In all the Gospels we see Jesus challenge the laws that would exclude others, 

be they lepers, tax–collectors, women, Gentiles, or sinners. 

In Jesus we see the community of God expanded to include all, 

In Jesus we are all welcome into the family of God

Jesus breaks down the boundaries between 

women and men

Gentiles and Jews

Poor and rich

Ill and healthy

He changes the concept of Purity and impurity

Jesus does not hold his holiness lightly, but neither is it a fragile thing that must be protected from the harsh realities of life. 

Jesus’ holiness is as natural to him as breathing, it is a part of him. 

It is not diminished by his company. 

It is not tainted by association with tax–collectors, sinners, or this woman. 
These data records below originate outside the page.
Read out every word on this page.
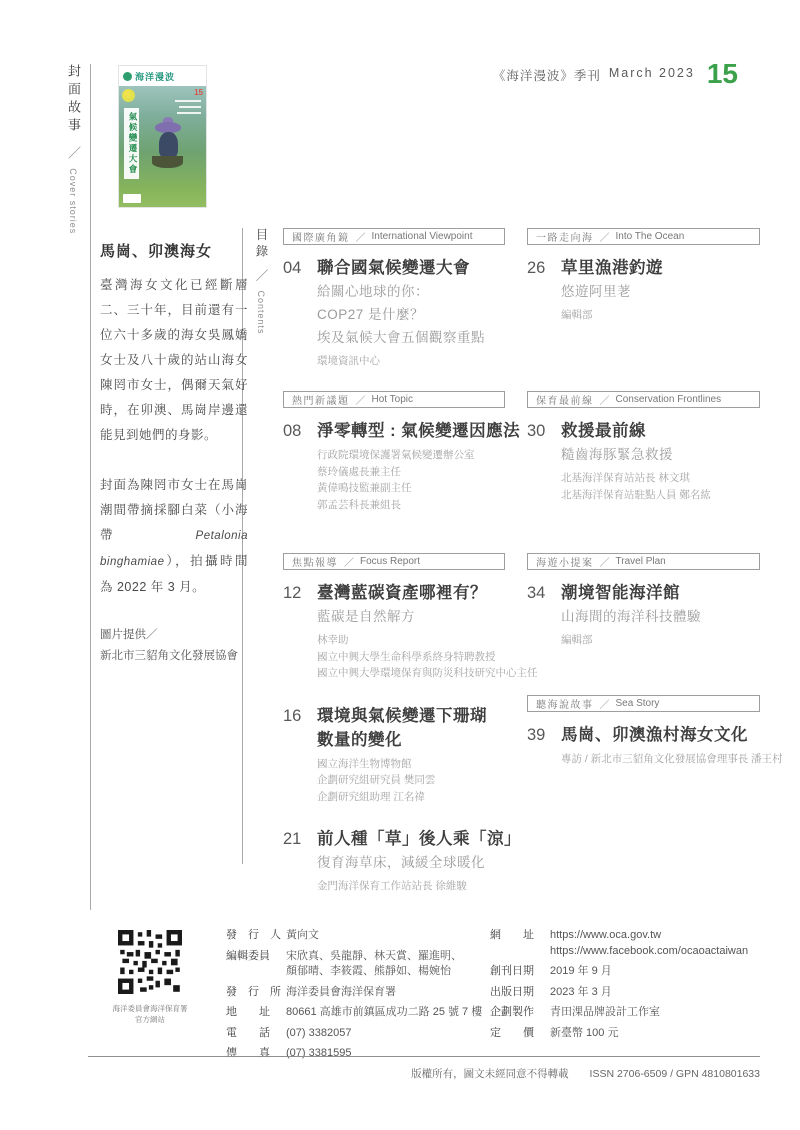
封面故事 ／ Cover stories
海洋漫波
15
氣候變遷大會
《海洋漫波》季刊 March 2023 15
馬崗、卯澳海女
臺灣海女文化已經斷層二、三十年，目前還有一位六十多歲的海女吳鳳嬌女士及八十歲的站山海女陳罔市女士，偶爾天氣好時，在卯澳、馬崗岸邊還能見到她們的身影。
封面為陳罔市女士在馬崗潮間帶摘採腳白菜（小海帶 Petalonia binghamiae），拍攝時間為 2022 年 3 月。
圖片提供／
新北市三貂角文化發展協會
目錄 ／ Contents
國際廣角鏡 ／ International Viewpoint
04 聯合國氣候變遷大會
給關心地球的你：
COP27 是什麼？
埃及氣候大會五個觀察重點
環境資訊中心
熱門新議題 ／ Hot Topic
08 淨零轉型 : 氣候變遷因應法
行政院環境保護署氣候變遷辦公室
蔡玲儀處長兼主任
黃偉鳴技監兼副主任
郭孟芸科長兼組長
焦點報導 ／ Focus Report
12 臺灣藍碳資產哪裡有？
藍碳是自然解方
林幸助
國立中興大學生命科學系終身特聘教授
國立中興大學環境保育與防災科技研究中心主任
16 環境與氣候變遷下珊瑚
數量的變化
國立海洋生物博物館
企劃研究組研究員 樊同雲
企劃研究組助理 江名禕
21 前人種「草」後人乘「涼」
復育海草床，減緩全球暖化
金門海洋保育工作站站長 徐維駿
一路走向海 ／ Into The Ocean
26 草里漁港釣遊
悠遊阿里荖
編輯部
保育最前線 ／ Conservation Frontlines
30 救援最前線
糙齒海豚緊急救援
北基海洋保育站站長 林文琪
北基海洋保育站駐點人員 鄭名紘
海遊小提案 ／ Travel Plan
34 潮境智能海洋館
山海間的海洋科技體驗
編輯部
聽海說故事 ／ Sea Story
39 馬崗、卯澳漁村海女文化
專訪 / 新北市三貂角文化發展協會理事長 潘王村
海洋委員會海洋保育署
官方網站
發　行　人 黃向文
編輯委員	宋欣真、吳龍靜、林天賞、羅進明、
顏郁晴、李筱霞、熊靜如、楊婉怡
發　行　所 海洋委員會海洋保育署
地　　址	80661 高雄市前鎮區成功二路 25 號 7 樓
電　　話	(07) 3382057
傳　　真	(07) 3381595
網　　址	https://www.oca.gov.tw
https://www.facebook.com/ocaoactaiwan
創刊日期	2019 年 9 月
出版日期	2023 年 3 月
企劃製作	青田淉品牌設計工作室
定　　價	新臺幣 100 元
版權所有，圖文未經同意不得轉載 ISSN 2706-6509 / GPN 4810801633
Rather Jesus’ holiness has the extraordinary power to make others whole. 

The woman in the crowd is made whole

The woman at the well is made whole 

The woman who washes Jesus’s feet at Simon’s house is made whole 

The woman accused of adultery is made whole 

Jesus today offers that same compassion to all of us,

No matter our past, 

No matter if we have been marginalised, 

We can also be made whole. 

Jesus would offer compassion; 

to those who under religious law are not allowed to come before God, 

or who are limited in their expression of worship by their church, 

to those discounted by society for their lack of ability, their background, their colour, their disease.


No matter the reason, 

Jesus extends compassion and inclusion to all.  
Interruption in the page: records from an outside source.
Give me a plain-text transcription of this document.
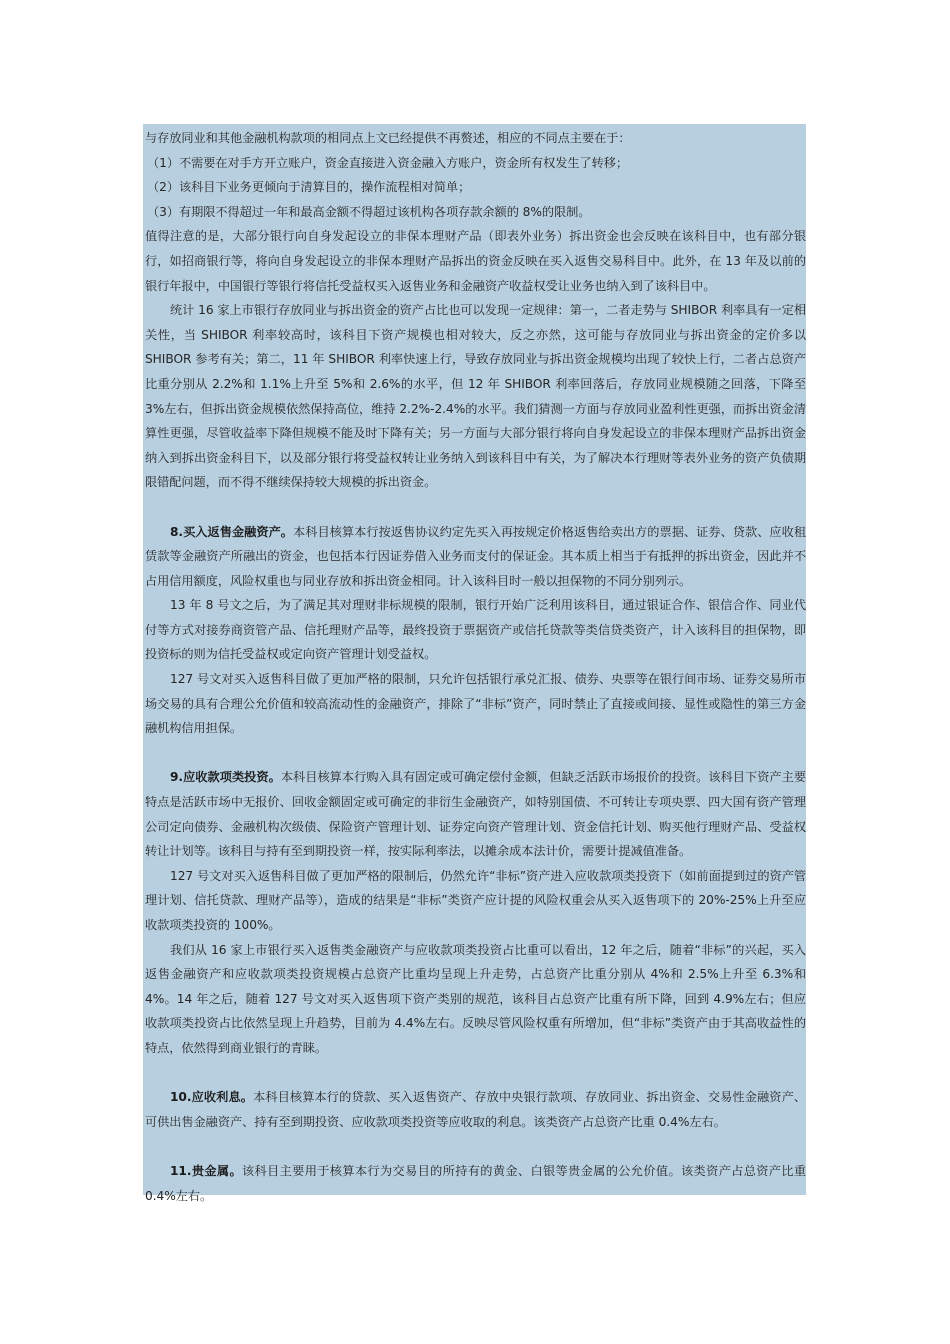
与存放同业和其他金融机构款项的相同点上文已经提供不再赘述，相应的不同点主要在于：

（1）不需要在对手方开立账户，资金直接进入资金融入方账户，资金所有权发生了转移；

（2）该科目下业务更倾向于清算目的，操作流程相对简单；

（3）有期限不得超过一年和最高金额不得超过该机构各项存款余额的 8%的限制。

值得注意的是，大部分银行向自身发起设立的非保本理财产品（即表外业务）拆出资金也会反映在该科目中，也有部分银行，如招商银行等，将向自身发起设立的非保本理财产品拆出的资金反映在买入返售交易科目中。此外，在 13 年及以前的银行年报中，中国银行等银行将信托受益权买入返售业务和金融资产收益权受让业务也纳入到了该科目中。

统计 16 家上市银行存放同业与拆出资金的资产占比也可以发现一定规律：第一，二者走势与 SHIBOR 利率具有一定相关性，当 SHIBOR 利率较高时，该科目下资产规模也相对较大，反之亦然，这可能与存放同业与拆出资金的定价多以 SHIBOR 参考有关；第二，11 年 SHIBOR 利率快速上行，导致存放同业与拆出资金规模均出现了较快上行，二者占总资产比重分别从 2.2%和 1.1%上升至 5%和 2.6%的水平，但 12 年 SHIBOR 利率回落后，存放同业规模随之回落，下降至 3%左右，但拆出资金规模依然保持高位，维持 2.2%-2.4%的水平。我们猜测一方面与存放同业盈利性更强，而拆出资金清算性更强，尽管收益率下降但规模不能及时下降有关；另一方面与大部分银行将向自身发起设立的非保本理财产品拆出资金纳入到拆出资金科目下，以及部分银行将受益权转让业务纳入到该科目中有关，为了解决本行理财等表外业务的资产负债期限错配问题，而不得不继续保持较大规模的拆出资金。

8.买入返售金融资产。本科目核算本行按返售协议约定先买入再按规定价格返售给卖出方的票据、证券、贷款、应收租赁款等金融资产所融出的资金，也包括本行因证券借入业务而支付的保证金。其本质上相当于有抵押的拆出资金，因此并不占用信用额度，风险权重也与同业存放和拆出资金相同。计入该科目时一般以担保物的不同分别列示。

13 年 8 号文之后，为了满足其对理财非标规模的限制，银行开始广泛利用该科目，通过银证合作、银信合作、同业代付等方式对接券商资管产品、信托理财产品等，最终投资于票据资产或信托贷款等类信贷类资产，计入该科目的担保物，即投资标的则为信托受益权或定向资产管理计划受益权。

127 号文对买入返售科目做了更加严格的限制，只允许包括银行承兑汇报、债券、央票等在银行间市场、证券交易所市场交易的具有合理公允价值和较高流动性的金融资产，排除了“非标”资产，同时禁止了直接或间接、显性或隐性的第三方金融机构信用担保。

9.应收款项类投资。本科目核算本行购入具有固定或可确定偿付金额，但缺乏活跃市场报价的投资。该科目下资产主要特点是活跃市场中无报价、回收金额固定或可确定的非衍生金融资产，如特别国债、不可转让专项央票、四大国有资产管理公司定向债券、金融机构次级债、保险资产管理计划、证券定向资产管理计划、资金信托计划、购买他行理财产品、受益权转让计划等。该科目与持有至到期投资一样，按实际利率法，以摊余成本法计价，需要计提减值准备。

127 号文对买入返售科目做了更加严格的限制后，仍然允许“非标”资产进入应收款项类投资下（如前面提到过的资产管理计划、信托贷款、理财产品等），造成的结果是“非标”类资产应计提的风险权重会从买入返售项下的 20%-25%上升至应收款项类投资的 100%。

我们从 16 家上市银行买入返售类金融资产与应收款项类投资占比重可以看出，12 年之后，随着“非标”的兴起，买入返售金融资产和应收款项类投资规模占总资产比重均呈现上升走势，占总资产比重分别从 4%和 2.5%上升至 6.3%和 4%。14 年之后，随着 127 号文对买入返售项下资产类别的规范，该科目占总资产比重有所下降，回到 4.9%左右；但应收款项类投资占比依然呈现上升趋势，目前为 4.4%左右。反映尽管风险权重有所增加，但“非标”类资产由于其高收益性的特点，依然得到商业银行的青睐。

10.应收利息。本科目核算本行的贷款、买入返售资产、存放中央银行款项、存放同业、拆出资金、交易性金融资产、可供出售金融资产、持有至到期投资、应收款项类投资等应收取的利息。该类资产占总资产比重 0.4%左右。

11.贵金属。该科目主要用于核算本行为交易目的所持有的黄金、白银等贵金属的公允价值。该类资产占总资产比重 0.4%左右。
Today we have talked of courage – the courage of the woman in the crowd.

We have talked of compassion – the compassion Jesus has for all. 

Finally, we finish with a challenge– a challenge to ourselves here and to you at home;  

A challenge to act with courage even when we fear; 

A challenge to act with compassion; to reach out to those discounted by society, to those in the margins, to those who are restricted from fully belonging or full participation because of religious law, 

Today will you accept this challenge?

Will you, like Jesus, stop on your way to the home of the well–known Jairus to spend time with the people in the margins. 

Will you show the same compassion that Jesus showed, to all?

I pray that you will, I pray that my children will grow up in a world that does not limit or exclude people, and in a church that recognises, accepts, and utilises the gifts God has given, 

no matter the vessel He has chosen to place them in.